Jakarta – Menanggapi perubahan paradigma pemanfaatan energi nasional di Indonesia, dimana pola konsumsi energi yang meningkat dengan dihadapkan pada keterbatasan sumber daya energi nasional yang ada, maka diperlukan langkah-langkah terpadu untuk menyelesaikan masalah tata kelola migas yang salah satunya melalui penguatan kegiatan usaha hilir migas yang harus diantisipasi secara cermat dalam agenda revisi UU 22 Tahun 2001. Oleh karena itu, BPH Migas yang dipimpin langsung oleh Kepala BPH Migas, M Fanshurullah Asa menyelenggarakan rapat kajian tata kelola kelembagaan hilir migas bersama Pusat Studi Energi (PSE) Universitas Gadjah Mada melalui aplikasi daring hari ini (5/5).

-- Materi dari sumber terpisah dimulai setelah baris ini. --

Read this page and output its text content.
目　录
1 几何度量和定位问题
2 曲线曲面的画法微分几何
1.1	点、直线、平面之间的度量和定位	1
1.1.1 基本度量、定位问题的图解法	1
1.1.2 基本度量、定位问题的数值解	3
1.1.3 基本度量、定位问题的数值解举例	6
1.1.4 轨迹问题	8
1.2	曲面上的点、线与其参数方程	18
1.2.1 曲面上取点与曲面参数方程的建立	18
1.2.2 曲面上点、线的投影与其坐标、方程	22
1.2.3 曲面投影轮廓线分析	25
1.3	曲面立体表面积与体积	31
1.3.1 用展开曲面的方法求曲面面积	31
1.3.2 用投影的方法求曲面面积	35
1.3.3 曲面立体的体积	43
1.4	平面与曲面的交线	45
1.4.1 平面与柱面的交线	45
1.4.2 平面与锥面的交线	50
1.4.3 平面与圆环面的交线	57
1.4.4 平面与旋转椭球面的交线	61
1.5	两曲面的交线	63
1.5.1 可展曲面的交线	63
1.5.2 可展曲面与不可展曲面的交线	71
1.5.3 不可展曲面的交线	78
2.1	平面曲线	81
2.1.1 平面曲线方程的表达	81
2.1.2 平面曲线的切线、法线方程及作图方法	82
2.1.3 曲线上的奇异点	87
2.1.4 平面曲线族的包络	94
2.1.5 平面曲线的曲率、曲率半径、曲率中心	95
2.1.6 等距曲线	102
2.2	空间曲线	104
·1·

Merujuk pada fenomena yang ada, diperlukan kajian mengenai pembaharuan tata kelola kegiatan usaha hilir migas dengan beberapa aspek penelitan sebagai berikut :
1. Reformulasi peranan dan fungsi BPH Migas
2. Kualifikasi kegiatan usaha hilir migas menjadi 3 bagian, yaitu :
* Kegiatan usaha pengangkutan gas bumi melalui pipa dan non pipa
* Kegiatan usaha niaga gas bumi melalui pipa dan non pipa
* Kegiatan usaha pendukung termasuk CNG dan LNG pada kegiatan usaha gas bumi
3. Kegiatan pengolahan minyak, diperlukan penekanan di beberapa hal, antara lain :
* Posisi Badan Usaha pemegang Izin Usaha Pengolahan yang dapat membeli Minyak Bumi dan BUMN-Migas atau Impor
* Pengolahan minyak bumi menjadi gas olahan termasuk dalam dan/atau merupakan kegiatan usaha hilir selama ditujukan untuk memperoleh keuntungan dan/atau laba serta bukan merupakan kelanjutan kegiatan usaha hulu
Adapun tujuan dari kajian yang dilakukan terhadap tata kelola kelembagaan hilir migas ini antara lain :
1. Memperoleh kajian tata kelola sektor hilir migas di Indonesia
2. Merumuskan rekomendasi tata kelola kelembagaan di sektor hilir migas yang sesuai dengan paradigma migas sebagai modal pembangunan
PSE Universitas Gadjah Mada mengkaji tata kelola kelembagaan hilir migas dengan beberapa ruang lingkup penelitian yang meliputi isu-isu sebagai berikut :
1. Struktur organisasi Badan Pengatur Hilir
2. Pengaturan anggaran Badan Pengatur Hilir
3. Peran Badan Pengatur Hilir dalam penyelesaian sengketa di bidang hilir
4. Pengolahan, pengangkutan, penyimpanan, dan niaga minyak
5. Pengolahan, pengangkutan, penyimpanan, dan niaga ga bumi
6. Konservasi dan cadangan migas
7. Pemanfaatan Migas yang meliputi konsumen pengguna, harga, subsidi, dan ekspor-impor
8. Perbandingan (benchmarking) dengan negara lain
Kepala BPH Migas, M Fanshurullah Asa mengatakan bahwa kajian terhadap kegiatan usaha hilir migas ini juga harus dilakukan dengan sistem benchmarking kepada negara negara lain, agar dapat memposisikan BPH Migas secara tepat baik sekarang dan untuk masa yang akan datang dengan cara mengantisipasi perkembangan dunia energi ke depan, serta kajian yang dilakukan oleh PSE UGM ini diharapkan juga dapat menjadi kajian akademis dalam revisi UU 22 tahun 2001.
“Dengan kondisi real seperti sekarang di Indonesia, kita harus dapat memposisikan BPH Migas secara tepat, baik itu tugas fungsi hingga anggaran sebagai lembaga yang independen dengan dasar hukum yang lebih kuat lagi. Selain itu, kita perlu melakukan benchmarking terhadap lembaga lembaga regulator sejenis BPH Migas di beberapa Negara lain, karena selain kita bisa pelajari apa saja yang membuat sistem regulator mereka cukup berhasil, kita juga dapat memetakan dan merencanakan bagaimana potensi energi di masa yang akan datang seperti layaknya dengan eneri terbarukan, oleh karena itu, serta kita semua berharap bahwa kajian yang dilakukan oleh PSE UGM ini juga dapat dijadikan sebagai referensi kajian akademik dalam pembentukan revisi UU 22 Tahun 2001 tentang Migas ” tambah Ifan.